Infinitely Losing My Edge
Yeah, I'm losing my edge.
I'm losing my edge.
The kids are coming up from behind.
I'm losing my edge.
I'm losing my edge to the kids from Bolivia and from Milan.
But I was there.
I was there in 1983.
I was there at the first Art of Noise show in London.
I'm losing my edge.
I'm losing my edge to the kids whose footsteps I hear when they get on the decks.
I'm losing my edge to the internet seekers who can tell me every member of every good group from 1969 to 1974.
I'm losing my edge.
To all the kids in Lagos and Edmonton.
I'm losing my edge to the art-school Manchester kids in little jackets and borrowed nostalgia for the unremembered nineties.
I'm losing my edge.
I'm losing my edge.
I can hear the footsteps every night on the decks.
But I was there.
I was there in 1983 at the first Lewis practice in a loft in Vancouver.
I was working on the clarinet sounds with much patience.
I was there when Donald Fagen started up his first band.
I told him, "Don't do it that way. You'll never make a dime."
I was there.
I was the first guy playing Oppenheimer Analysis to the grime kids.
I played it at CBGB's.
Everybody thought I was crazy.
We all know.
I was there.
I was there.
I've never been wrong.
But I'm losing my edge to better-looking people with better ideas and more talent.
And they're actually really, really nice.
I'm losing my edge.
I heard you have a compilation of every good song ever done by anybody.
Every great song by Röyhkä ja Rättö ja Lehtisalo. All the underground hits.
All Guru Guru tracks. I heard you have a vinyl of every The Jesus and Mary Chain record on German import.
I heard that you have a white label of every seminal rock hit - 1985, '86, '87.
I heard that you have a CD compilation of every good '50s cut and another box set from the '70s.
I hear you're buying a spring reverb and an arpeggiator and are throwing your macbook out the window because you want to make something real. You want to make a Wally Richardson record.
I hear that you and your band have sold your mellotron and bought an oboe.
I hear that you and your band have sold your oboe and bought a mellotron.
I hear everybody that you know is more relevant than everybody that I know.
But have you seen my records?
Archie Shepp,
Gong,
Moss Icon,
Maurizio,
Barry Ungar,
Yusef Lateef,
Yazoo,
Gerry Rafferty,
The Saints,
The Wake,
the Human League,
Nico,
The New Christs,
The Fire Engines,
Sex Pistols,
Minny Pops,
Black Pus,
Bang on a Can All-Stars,
Echospace,
Gregory Isaacs,
John Foxx,
Liliput,
Terror Squad Feat. Camron,
Erasure,
Fat Boys,
Marcia Griffiths,
Todd Terry,
A Flock of Seagulls,
Eric Copeland,
New Order,
the Sonics,
The Leaves,
Sparks,
Camron Feat. Memphis Bleek And Beenie Seigel,
New Age Steppers,
Siglo XX,
Brand Nubian,
Sun City Girls,
Intrusion,
The Last Poets,
Bronski Beat,
Wighnomy Brothers & Robag Wruhme,
MC5,
Pet Shop Boys,
Excepter,
Essential Logic,
Delon & Dalcan,
Kerri Chandler,
Spoonie Gee,
Country Teasers,
Ken Boothe,
Curtis Mayfield,
Tropical Tobacco,
World's Most,
Black Bananas,
Metal Thangz,
The Grass Roots,
Deutsch Amerikanische Freundschaft,
The Sound,
Kauko Röyhkä ja Narttu,
Malaria!,
The Divine Comedy,
Lalo Schifrin, Lalo Schifrin, Lalo Schifrin, Lalo Schifrin.

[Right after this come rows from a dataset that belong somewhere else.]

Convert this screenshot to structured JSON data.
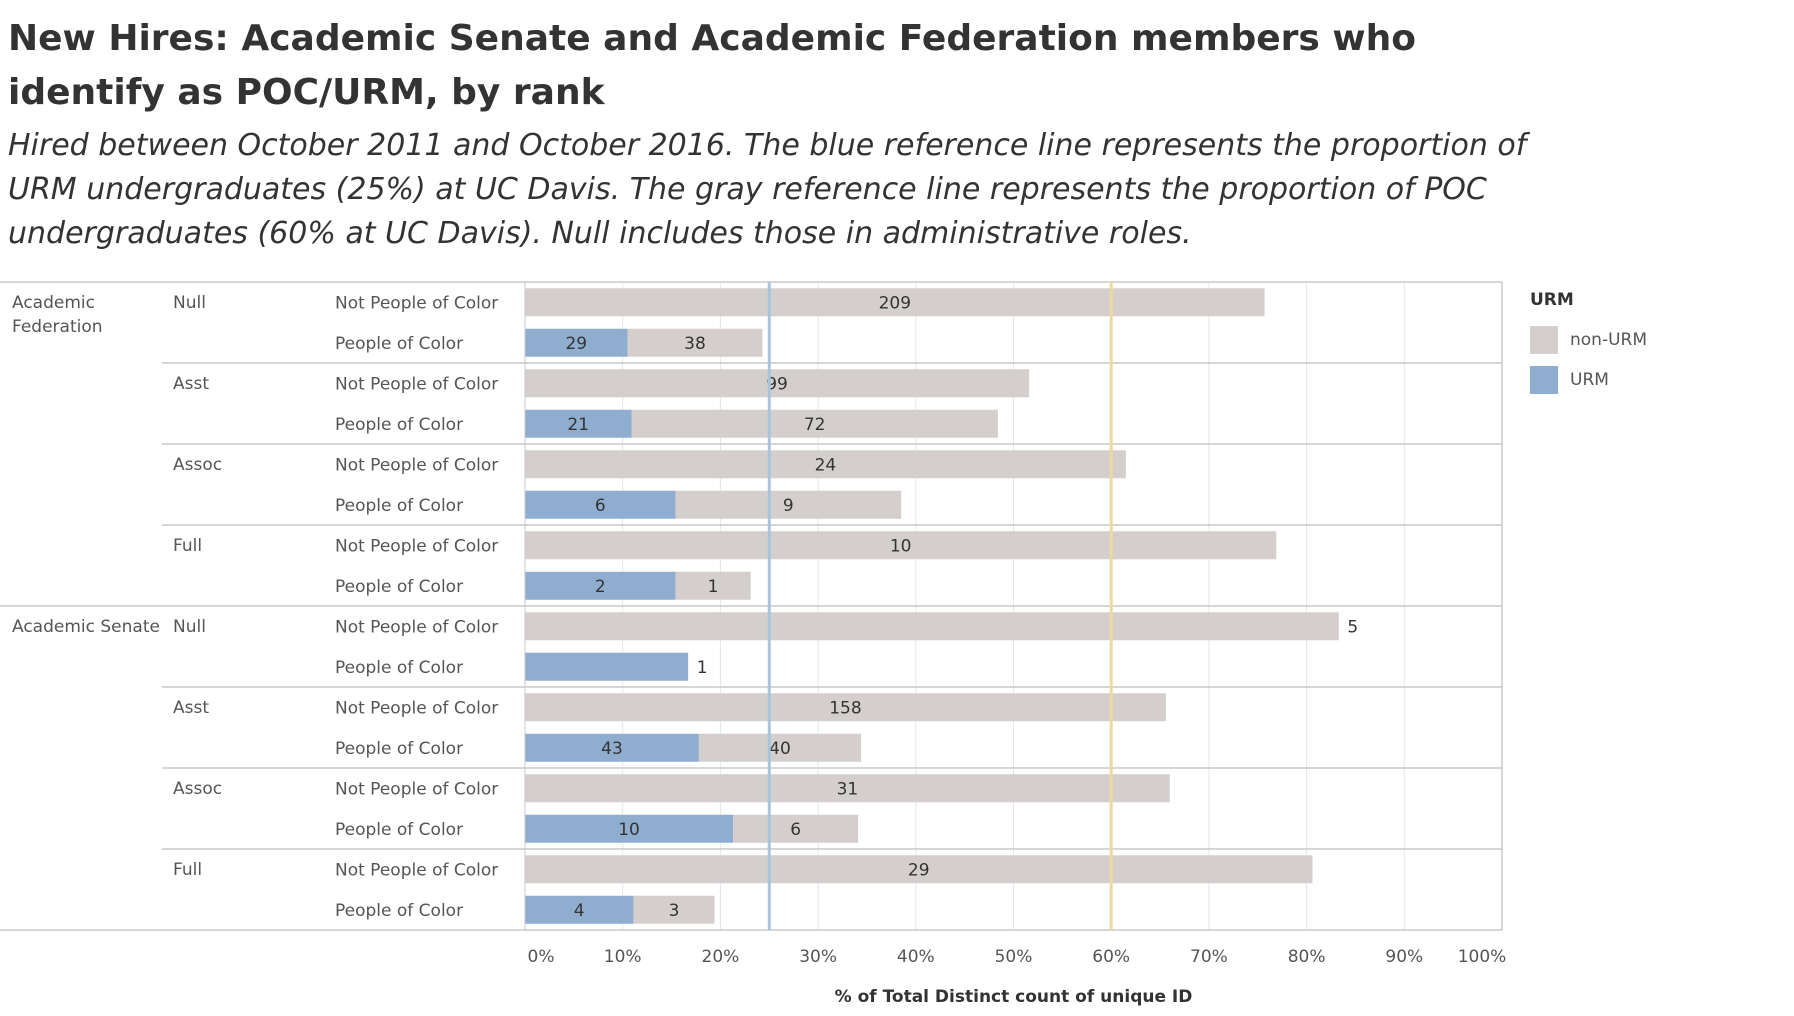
{
  "title": "New Hires: Academic Senate and Academic Federation members who identify as POC/URM, by rank",
  "subtitle": "Hired between October 2011 and October 2016. The blue reference line represents the proportion of URM undergraduates (25%) at UC Davis. The gray reference line represents the proportion of POC undergraduates (60% at UC Davis). Null includes those in administrative roles.",
  "colors": {
    "nonurm": "#d4cfcd",
    "urm": "#8fadce",
    "ref_urm": "#a9c4de",
    "ref_poc": "#ecd9a0",
    "grid": "#e6e6e6",
    "sep": "#c8c8c8"
  },
  "chart_data": {
    "type": "bar",
    "orientation": "horizontal",
    "stacked": true,
    "xlabel": "% of Total Distinct count of unique ID",
    "xlim": [
      0,
      100
    ],
    "x_ticks": [
      "0%",
      "10%",
      "20%",
      "30%",
      "40%",
      "50%",
      "60%",
      "70%",
      "80%",
      "90%",
      "100%"
    ],
    "reference_lines": [
      {
        "value": 25,
        "color": "blue"
      },
      {
        "value": 60,
        "color": "gray"
      }
    ],
    "legend": {
      "title": "URM",
      "position": "right",
      "items": [
        "non-URM",
        "URM"
      ]
    },
    "groups": [
      {
        "group": "Academic Federation",
        "ranks": [
          {
            "rank": "Null",
            "rows": [
              {
                "label": "Not People of Color",
                "urm": null,
                "nonurm": 209,
                "urm_pct": 0,
                "nonurm_pct": 75.7
              },
              {
                "label": "People of Color",
                "urm": 29,
                "nonurm": 38,
                "urm_pct": 10.5,
                "nonurm_pct": 13.8
              }
            ]
          },
          {
            "rank": "Asst",
            "rows": [
              {
                "label": "Not People of Color",
                "urm": null,
                "nonurm": 99,
                "urm_pct": 0,
                "nonurm_pct": 51.6
              },
              {
                "label": "People of Color",
                "urm": 21,
                "nonurm": 72,
                "urm_pct": 10.9,
                "nonurm_pct": 37.5
              }
            ]
          },
          {
            "rank": "Assoc",
            "rows": [
              {
                "label": "Not People of Color",
                "urm": null,
                "nonurm": 24,
                "urm_pct": 0,
                "nonurm_pct": 61.5
              },
              {
                "label": "People of Color",
                "urm": 6,
                "nonurm": 9,
                "urm_pct": 15.4,
                "nonurm_pct": 23.1
              }
            ]
          },
          {
            "rank": "Full",
            "rows": [
              {
                "label": "Not People of Color",
                "urm": null,
                "nonurm": 10,
                "urm_pct": 0,
                "nonurm_pct": 76.9
              },
              {
                "label": "People of Color",
                "urm": 2,
                "nonurm": 1,
                "urm_pct": 15.4,
                "nonurm_pct": 7.7
              }
            ]
          }
        ]
      },
      {
        "group": "Academic Senate",
        "ranks": [
          {
            "rank": "Null",
            "rows": [
              {
                "label": "Not People of Color",
                "urm": null,
                "nonurm": 5,
                "urm_pct": 0,
                "nonurm_pct": 83.3
              },
              {
                "label": "People of Color",
                "urm": 1,
                "nonurm": null,
                "urm_pct": 16.7,
                "nonurm_pct": 0
              }
            ]
          },
          {
            "rank": "Asst",
            "rows": [
              {
                "label": "Not People of Color",
                "urm": null,
                "nonurm": 158,
                "urm_pct": 0,
                "nonurm_pct": 65.6
              },
              {
                "label": "People of Color",
                "urm": 43,
                "nonurm": 40,
                "urm_pct": 17.8,
                "nonurm_pct": 16.6
              }
            ]
          },
          {
            "rank": "Assoc",
            "rows": [
              {
                "label": "Not People of Color",
                "urm": null,
                "nonurm": 31,
                "urm_pct": 0,
                "nonurm_pct": 66.0
              },
              {
                "label": "People of Color",
                "urm": 10,
                "nonurm": 6,
                "urm_pct": 21.3,
                "nonurm_pct": 12.8
              }
            ]
          },
          {
            "rank": "Full",
            "rows": [
              {
                "label": "Not People of Color",
                "urm": null,
                "nonurm": 29,
                "urm_pct": 0,
                "nonurm_pct": 80.6
              },
              {
                "label": "People of Color",
                "urm": 4,
                "nonurm": 3,
                "urm_pct": 11.1,
                "nonurm_pct": 8.3
              }
            ]
          }
        ]
      }
    ]
  }
}
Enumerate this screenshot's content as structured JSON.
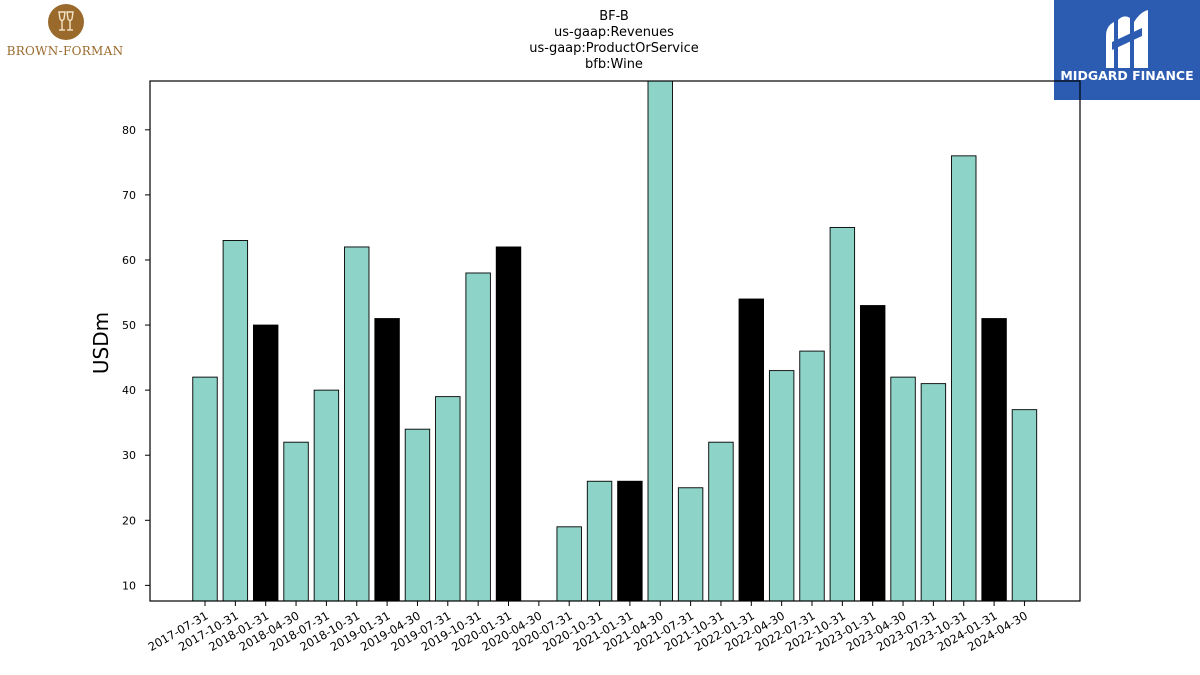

You don't know what you really want.
You don't know what you really want.
You don't know what you really want.
You don't know what you really want.
You don't know what you really want.
You don't know what you really want.
You don't know what you really want.
You don't know what you really want.
You don't know what you really want.
You don't know what you really want.
You don't know what you really want.
You don't know what you really want.
You don't know what you really want.
You don't know what you really want.
You don't know what you really want.